Spoto Family Wines is an ultra-boutique winery in Sacramento, California that is owned and operated by the Spoto Family. The winemaker, Stuart Spoto, makes Bordeaux-style blends with grapes from the Oakville Station (part of the historic To Kalon vineyard) in Oakville (the heart of the Napa Valley).

Stuart's grandfather, Enrico Rodolfo Spoto, Sr., immigrated to the United States on December 1, 1913 from Catania, Sicily at the age of 15. He moved to California, where he started a family and ran a fruit and nut tree nursery. His son, Henry Spoto, Jr., a first generation Italian-American, taught himself to make wine. At the age of 16, Henry's son Stuart expressed an interest in the process. Henry, at the time a Cal-Trans appraiser, made wine only in his spare time. Over time, Henry began spending more time making wine and seeking advice from the experts at the University of California at Davis' Viticulture and Enology Department. In the early years, Henry and Stuart learned the techniques and chemistry necessary to make good wines. Stuart later attended the University of California at Davis and studied chemical and civil engineering.
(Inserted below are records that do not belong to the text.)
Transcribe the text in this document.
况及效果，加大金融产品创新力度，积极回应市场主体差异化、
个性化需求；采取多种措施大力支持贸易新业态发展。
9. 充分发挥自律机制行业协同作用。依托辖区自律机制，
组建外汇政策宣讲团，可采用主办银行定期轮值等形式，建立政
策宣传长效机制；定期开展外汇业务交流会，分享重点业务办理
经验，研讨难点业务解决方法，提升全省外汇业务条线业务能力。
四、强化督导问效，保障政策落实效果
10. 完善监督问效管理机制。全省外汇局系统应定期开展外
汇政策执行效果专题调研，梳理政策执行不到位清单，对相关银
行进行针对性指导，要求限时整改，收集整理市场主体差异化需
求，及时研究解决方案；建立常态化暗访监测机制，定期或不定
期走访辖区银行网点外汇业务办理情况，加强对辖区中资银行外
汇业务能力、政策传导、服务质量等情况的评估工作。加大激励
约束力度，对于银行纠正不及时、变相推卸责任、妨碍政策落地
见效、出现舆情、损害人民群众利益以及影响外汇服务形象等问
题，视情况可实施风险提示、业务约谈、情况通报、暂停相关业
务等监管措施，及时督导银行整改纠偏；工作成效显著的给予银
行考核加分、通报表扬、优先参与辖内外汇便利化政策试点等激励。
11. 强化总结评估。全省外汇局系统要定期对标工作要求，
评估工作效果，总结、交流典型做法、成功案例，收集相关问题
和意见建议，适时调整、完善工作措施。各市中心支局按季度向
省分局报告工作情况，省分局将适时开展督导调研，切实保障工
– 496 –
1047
Winemaking became a hobby for both men, and in 2000, they began creating their own individual vintages.

In 2004, Stuart built and licensed the first bonded winery in a residential neighborhood in Sacramento County. This allowed Stuart to sell his wines.
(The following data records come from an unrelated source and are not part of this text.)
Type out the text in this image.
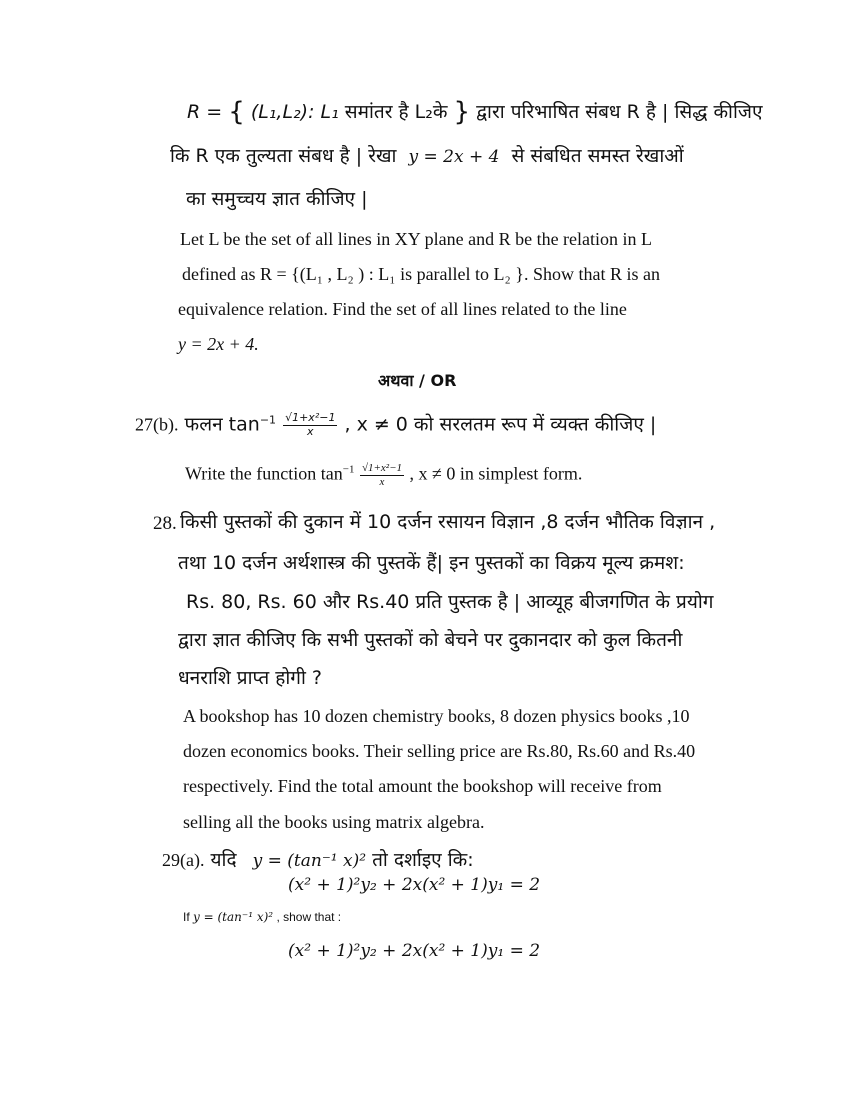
R = { (L₁,L₂): L₁ समांतर है L₂के } द्वारा परिभाषित संबध R है | सिद्ध कीजिए
कि R एक तुल्यता संबध है | रेखा y = 2x + 4 से संबधित समस्त रेखाओं
का समुच्चय ज्ञात कीजिए |
Let L be the set of all lines in XY plane and R be the relation in L
defined as R = {(L₁ , L₂ ) : L₁ is parallel to L₂ }. Show that R is an
equivalence relation. Find the set of all lines related to the line
y = 2x + 4.
अथवा / OR
27(b). फलन $\tan^{-1} \frac{\text{√1+x²−1}}{x}$ , x ≠ 0 को सरलतम रूप में व्यक्त कीजिए |
Write the function $\tan^{-1} \frac{\text{√1+x²−1}}{x}$ , x ≠ 0 in simplest form.
28. किसी पुस्तकों की दुकान में 10 दर्जन रसायन विज्ञान ,8 दर्जन भौतिक विज्ञान ,
तथा 10 दर्जन अर्थशास्त्र की पुस्तकें हैं| इन पुस्तकों का विक्रय मूल्य क्रमश:
Rs. 80, Rs. 60 और Rs.40 प्रति पुस्तक है | आव्यूह बीजगणित के प्रयोग
द्वारा ज्ञात कीजिए कि सभी पुस्तकों को बेचने पर दुकानदार को कुल कितनी
धनराशि प्राप्त होगी ?
A bookshop has 10 dozen chemistry books, 8 dozen physics books ,10
dozen economics books. Their selling price are Rs.80, Rs.60 and Rs.40
respectively. Find the total amount the bookshop will receive from
selling all the books using matrix algebra.
29(a). यदि y = (tan⁻¹ x)² तो दर्शाइए कि:
(x² + 1)²y₂ + 2x(x² + 1)y₁ = 2
If y = (tan⁻¹ x)² , show that :
(x² + 1)²y₂ + 2x(x² + 1)y₁ = 2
By 2010, Stuart took the wine business on full-time. In November 2010 Spoto Family Wines was invited to be a member of the Oakville Wine Growers Association which promotes the Oakville AVA as the premier Cabernet region in the US.  A year later Spoto Family Wines was granted membership into the Napa Valley Vintners, an organization that promotes the wines from the Napa Valley region.

The whole family is involved with the winery. Stuart's wife Christy is an integral part of the day-to-day operations and production at the winery.  Stuart's oldest daughter, Arianna, graduated in 2011 from California Polytechnic University at San Luis Obispo with a degree in wine and viticulture. She has worked with the wine distribution, and is currently working in the industry in Napa Valley and Australia.  His youngest daughter, Alexi, manages the winery's public relations and social media accounts.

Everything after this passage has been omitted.